A ambulância regressava de mais um chamado. O dia tinha sido pesado: céu nublado, longos engarrafamentos, pessoas cansadas e irritadas. No interior, reinava o silêncio, cada um mergulhado nos seus próprios pensamentos. O motorista só sonhava em chegar logo a casa, e os socorristas em ter ao menos um pouco de descanso.
De repente, algo inesperado bloqueou a estrada: bem no meio da faixa estava sentado um cão. Claro, forte, bonito. Não fugia, não ladrava, não tentava sair do caminho. Apenas olhava fixamente para os olhos dos que estavam no volante, como se soubesse que era exatamente por eles que esperava.
– Vai embora – murmurou o motorista, irritado, ao apertar a buzina. Mas o cão não se mexeu. Um dos socorristas saiu para enxotá-lo. O animal afastou-se para a berma, mas assim que o homem voltou para o carro, regressou e sentou-se novamente diante dos faróis.
– Tenho a impressão de que ele quer nos levar a algum lugar – disse, surpreso, o outro socorrista.
E, de fato, o cão, como se tivesse ouvido aquelas palavras, começou a andar devagar em direção ao mato, parando a cada instante e virando-se para ver se os homens o seguiam. Eles trocaram olhares e decidiram acompanhá-lo.
O animal conduziu-os até uns arbustos densos, onde havia uma vala profunda.

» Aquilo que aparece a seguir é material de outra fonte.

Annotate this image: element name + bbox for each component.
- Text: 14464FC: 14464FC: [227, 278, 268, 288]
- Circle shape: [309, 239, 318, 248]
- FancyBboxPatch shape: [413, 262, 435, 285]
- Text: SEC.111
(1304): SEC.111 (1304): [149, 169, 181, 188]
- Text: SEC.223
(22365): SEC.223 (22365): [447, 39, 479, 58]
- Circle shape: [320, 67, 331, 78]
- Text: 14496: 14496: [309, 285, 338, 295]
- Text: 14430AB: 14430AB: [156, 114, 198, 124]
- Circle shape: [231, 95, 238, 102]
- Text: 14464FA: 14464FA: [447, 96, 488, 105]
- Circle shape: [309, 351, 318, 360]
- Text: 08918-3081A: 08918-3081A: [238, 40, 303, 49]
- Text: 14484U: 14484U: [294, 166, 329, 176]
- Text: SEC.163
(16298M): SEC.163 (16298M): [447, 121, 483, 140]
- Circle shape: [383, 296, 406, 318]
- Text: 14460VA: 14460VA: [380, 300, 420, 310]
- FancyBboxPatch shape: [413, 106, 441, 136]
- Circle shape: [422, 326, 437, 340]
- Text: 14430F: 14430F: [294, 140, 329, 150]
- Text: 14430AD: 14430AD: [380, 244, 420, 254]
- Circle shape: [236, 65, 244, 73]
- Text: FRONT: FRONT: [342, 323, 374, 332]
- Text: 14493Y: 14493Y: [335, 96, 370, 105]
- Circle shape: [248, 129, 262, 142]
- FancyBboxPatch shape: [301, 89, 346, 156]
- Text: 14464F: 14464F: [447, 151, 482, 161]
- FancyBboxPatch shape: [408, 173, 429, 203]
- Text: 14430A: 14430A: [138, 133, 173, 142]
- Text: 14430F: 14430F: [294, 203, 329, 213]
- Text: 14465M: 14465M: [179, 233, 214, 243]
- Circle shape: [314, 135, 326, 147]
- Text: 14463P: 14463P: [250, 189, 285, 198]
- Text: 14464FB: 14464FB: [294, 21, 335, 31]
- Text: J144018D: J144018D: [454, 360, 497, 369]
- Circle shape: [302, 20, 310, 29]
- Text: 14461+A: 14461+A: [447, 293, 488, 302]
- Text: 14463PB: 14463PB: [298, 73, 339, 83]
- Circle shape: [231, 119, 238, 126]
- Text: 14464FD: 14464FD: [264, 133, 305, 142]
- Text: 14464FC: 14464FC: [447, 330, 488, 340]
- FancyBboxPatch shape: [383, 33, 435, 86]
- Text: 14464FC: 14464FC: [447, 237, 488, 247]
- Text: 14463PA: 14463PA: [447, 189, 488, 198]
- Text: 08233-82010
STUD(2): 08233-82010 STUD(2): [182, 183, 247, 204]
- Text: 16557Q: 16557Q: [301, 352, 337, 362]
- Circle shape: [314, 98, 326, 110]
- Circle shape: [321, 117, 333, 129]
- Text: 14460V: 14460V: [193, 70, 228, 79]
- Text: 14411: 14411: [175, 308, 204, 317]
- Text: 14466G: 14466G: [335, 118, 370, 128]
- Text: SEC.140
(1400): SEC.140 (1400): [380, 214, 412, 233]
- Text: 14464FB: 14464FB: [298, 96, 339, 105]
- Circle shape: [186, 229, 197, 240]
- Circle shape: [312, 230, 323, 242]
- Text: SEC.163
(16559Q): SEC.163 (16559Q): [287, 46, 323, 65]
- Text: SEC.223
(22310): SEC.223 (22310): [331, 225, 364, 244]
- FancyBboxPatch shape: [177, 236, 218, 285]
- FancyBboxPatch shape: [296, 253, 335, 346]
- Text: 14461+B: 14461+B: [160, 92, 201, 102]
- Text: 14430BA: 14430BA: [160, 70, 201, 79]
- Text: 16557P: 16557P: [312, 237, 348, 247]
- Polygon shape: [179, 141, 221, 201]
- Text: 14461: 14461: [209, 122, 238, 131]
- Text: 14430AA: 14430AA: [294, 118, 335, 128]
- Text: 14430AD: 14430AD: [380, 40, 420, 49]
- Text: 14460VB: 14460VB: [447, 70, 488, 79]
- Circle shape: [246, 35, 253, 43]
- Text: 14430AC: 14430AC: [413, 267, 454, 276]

– Venham… depressa… – chamou um dos homens, pálido de espanto.
Na relva estava deitada uma menina pequena. Descalça, com um vestido velho, cabelos emaranhados. Encolhida, como se tentasse esconder-se do mundo. As faces molhadas de lágrimas, a pele arranhada. Nos braços, agarrava com força um embrulho num pano.
– Querida, consegues ouvir-nos? – disse um socorrista, ajoelhando-se ao lado dela.
A menina levantou os olhos com esforço. O olhar estava cansado, mas não assustado. Sem dizer nada, estendeu-lhes o embrulho.
Quando abriram o pano, encontraram dentro um gatinho. A sua patinha sangrava, o pelo chamuscado.
– Ele… estava a arder… – sussurrou a menina. – Não sabia o que fazer… só caminhei… e o cão… ele trouxe-me até aqui…
Os socorristas deitaram-na cuidadosamente na maca e cobriram-na com uma manta. Ela não disse mais nada, mas não era preciso: a fome, o cansaço, a solidão – tudo se refletia nos seus olhos.

O cão, o fiel Bukshi, permaneceu junto dela sem arredar pé.
– O cão vai connosco – declarou o motorista com firmeza. – Não há discussão. Ele a salvou.
No hospital, a menina foi logo internada na ala pediátrica. O gatinho levado ao veterinário. E Bukshi deitou-se diante da porta do quarto, sem sair até que os médicos o deixaram entrar. Então aproximou-se da cama e deitou-se ao lado. A menina acariciou-lhe a cabeça – e, pela primeira vez em muito tempo, sorriu.
Passaram-se alguns dias. Descobriu-se que a mãe da menina não aparecia há muito. Na prática, a criança estava sozinha – se não fosse pelo cão e o gatinho. A história espalhou-se rapidamente pela cidade. Pessoas traziam brinquedos, roupas, comida ao hospital. Os serviços sociais intervieram para encontrar um lugar seguro para a menina.
Acabou por ser temporariamente acolhida por uma das enfermeiras de serviço naquela noite. O gatinho recuperou, a menina ganhou forças, e Bukshi permaneceu ao seu lado, como sempre.
Quando o assistente social perguntou com cuidado:

– E agora, o que vai acontecer?
Ela respondeu sem hesitar:
– Para onde eu for, ele vai comigo. E o gatinho também. Sem eles eu não vou.
Essas palavras tocaram todos profundamente. Ninguém ousou contrariar, porque todos entendiam: foi a lealdade do cão e a pequena centelha de esperança no gatinho que deram à menina uma nova chance de vida.
O bem pode surgir na forma mais inesperada. Às vezes, são os animais que revelam a verdadeira humanidade e devolvem às pessoas a fé de que não estão sozinhas.
Todos os eventos e personagens desta história são fictícios. Qualquer semelhança com pessoas ou situações reais é mera coincidência.